Fed Signal its Almost Done Raising Rates

March 20th, 2006 Leave a comment Go to comments

Momentum on Wall Street is building that the Federal Reserve is going to strongly consider ending the on going series of interest rate hikes at its next meeting later this month. Since 2003, short-term interest rates have risen from a historical low of 1% to the current 4.5%. In January, the FOMC shifted its message to state that interest rate decisions would be made based upon incoming data. Although economic data presently shows our economy is growing at a strong clip, there is growing concern over froth in the housing market. Most believe the downshift in the nation’s housing market will occur in an orderly manner. However given current economic conditions the Federal Reserve faces little risks of sparking inflationary pressures if it acts cautiously in raising interest rates.

Earlier this week Medley Global Advisors released a report stating that the Federal Reserve is seriously considering an end to its tightening campaign following its March meeting. It became customary under Alan Greenspan’s rein to secretly communicate anticipated policy changes to selective media outlets prior to actual changes in policy. Medley Global Advisors close working relationship with the U.S. government indicates this report came at the direction of key decision makers of the FOMC. We must also be mindful of the indecision mentioned in the report to future changes in monetary policy.

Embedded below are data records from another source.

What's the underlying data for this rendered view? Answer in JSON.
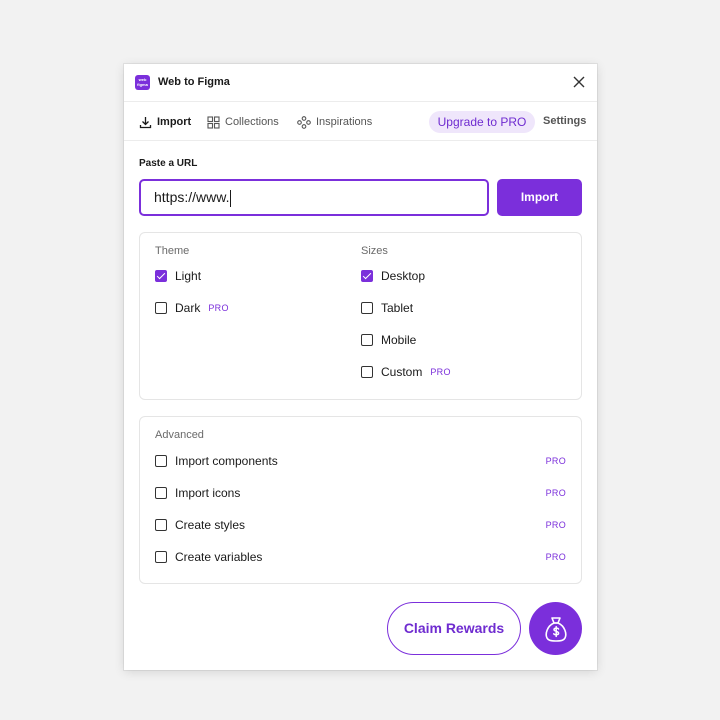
{
  "app": {
    "title": "Web to Figma",
    "logo_text": "web to figma",
    "accent_color": "#7b2fdb"
  },
  "tabs": {
    "import": "Import",
    "collections": "Collections",
    "inspirations": "Inspirations",
    "upgrade": "Upgrade to PRO",
    "settings": "Settings"
  },
  "url": {
    "label": "Paste a URL",
    "value": "https://www.",
    "button": "Import"
  },
  "theme": {
    "title": "Theme",
    "options": [
      {
        "label": "Light",
        "checked": true,
        "pro": ""
      },
      {
        "label": "Dark",
        "checked": false,
        "pro": "PRO"
      }
    ]
  },
  "sizes": {
    "title": "Sizes",
    "options": [
      {
        "label": "Desktop",
        "checked": true,
        "pro": ""
      },
      {
        "label": "Tablet",
        "checked": false,
        "pro": ""
      },
      {
        "label": "Mobile",
        "checked": false,
        "pro": ""
      },
      {
        "label": "Custom",
        "checked": false,
        "pro": "PRO"
      }
    ]
  },
  "advanced": {
    "title": "Advanced",
    "options": [
      {
        "label": "Import components",
        "checked": false,
        "pro": "PRO"
      },
      {
        "label": "Import icons",
        "checked": false,
        "pro": "PRO"
      },
      {
        "label": "Create styles",
        "checked": false,
        "pro": "PRO"
      },
      {
        "label": "Create variables",
        "checked": false,
        "pro": "PRO"
      }
    ]
  },
  "rewards": {
    "label": "Claim Rewards",
    "icon": "money-bag-icon"
  }
}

In the weeks leading up this past one most analysts have been raising their projections for where the Federal Reserve will stop. Following last week most believe the Fed will stop at either 4.75% or 5%. News that the Fed is nearly done sparked a strong rally on Wall Street last week. It appears the bull market will sustain itself into the summer months. The indexes are up about 5% so far this year and appear poised to rally further. Historically the stock market performs very well in anticipation to a change in monetary policy, as we are currently seeing, and then tend to pull back when investors fully recognize the slowing impact high interest rates have on the economy. Financial Watch believes the stock market trade will trade near its highs for 2006 over the upcoming months before a pullback sets in during the summer months.